Anhand von homozygoten, leptinresistenten db-Mäusen, welche spontan eine Adipositas mit Diabetes mellitus entwickeln, konnte erstmals den Verlust der insulären Glutaredoxine, insbesondere 1 und 5, nachgewiesen werden. Dieser Befund korrelierte mit dem diabetischen Phänotyp der Tiere und tiefgreifenden, pathologischen Veränderungen der Proliferation, Apoptose, Morphologie, zellulären Zusammensetzung und Funktion ihrer Langerhans’schen Inseln sowie einer gesteigerten insularen ROS-Produktion im Vergleich zu den gesunden Kontrollen, heterozygoten db-Tieren bzw. C57BL/6-Wildtypen. In einer weiteren Studie wurde der Verlust des insulären mitochondrialen Glrx5 auch in einem Mausmodell des per stark fetthaltiger Diät induzierten Diabetes mellitus mit Adipositas nachgewiesen. Bemerkenswerterweise führte die Umstellung der Ernährung auf eine Standardkost neben der Regredienz des Phänotyps und der Wiederherstellung der Glukosetoleranz in C57BL/6-Tieren auch zu einer Rekonstitution der insulären Glrx5-Expression. Anhand von MIN6-Zellen wurden die Effekte der Lipo-, Glukotoxizität und Inflammation separiert. Die Lipotoxizität stellte sich als Mediator des Glrx5-Verlusts heraus, wohingegen die Hyperglykämie und inflammatorische Zytokine keinen Einfluss auf die Expression des Redoxins nahmen. Die β-Zellen mit Glrx5-Verlust wiesen eine ausgeprägte mitochondriale Dysfunktion, charakterisiert durch den Mangel an ATP, dem Überfluss von ROS und der gestörten mitochondrialen Bioenergetik auf. In Folge dessen war die endokrine Funktion, gemessen an der Insulinsekretion, signifikant beeinträchtigt. Als Schlussfolgerung wird Glrx5 als potenzielles Bindeglied zwischen der Lipotoxizität, der mitochondrialen Dysfunktion und der gestörten Insulinsekretion der β-Zelle im Diabetes mellitus angesehen.

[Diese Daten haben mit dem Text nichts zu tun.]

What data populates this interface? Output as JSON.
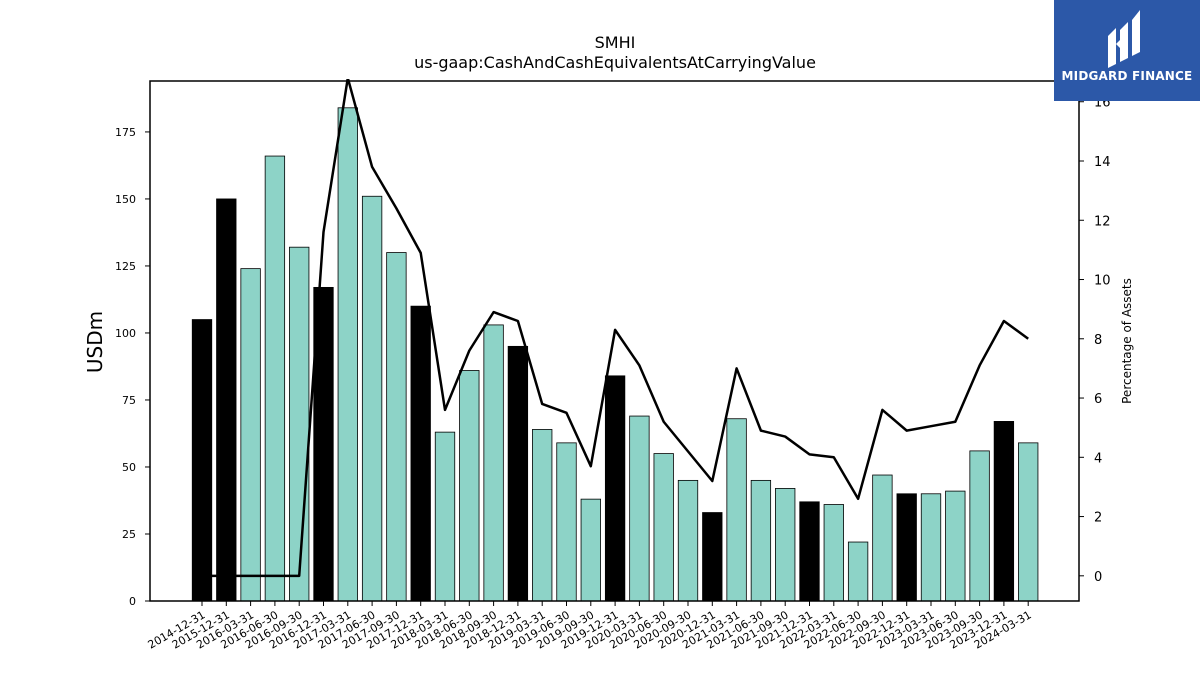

Das Thioredoxinsystem wurde im Kontext der Inflammation sowie der Hypoxie und Reoxygenierung untersucht. Erstmals wurde im Modell der Schwein-zu-Maus-Inseltransplantation, der MIN6-Zelle sowie humanen Blutproben aus der klinischen Inseltransplantation eine kompartimentalisierte Regulation der zytosolischen, mitochondrialen und extrazellulären Thioredoxine nachgewiesen. Zudem konnte die Sekretion von Trx1 aus der β-Zelle, welche jedoch eine funktionierende Trx-Reduktase voraussetzt, gezeigt werden. Das sezernierte Trx1 übte eine redoxvermittelte parakrine Wirkung auf die Langerhans’schen Inseln und MIN6-Zellen aus und forderte deren Viabilität und Insulinsekretion.
Folglich wird für die Gluta- und Thioredoxine Potential für weitere translationale Forschungsbemühungen im Hinblick auf β-zellerhaltende und -regenerative Therapien gesehen.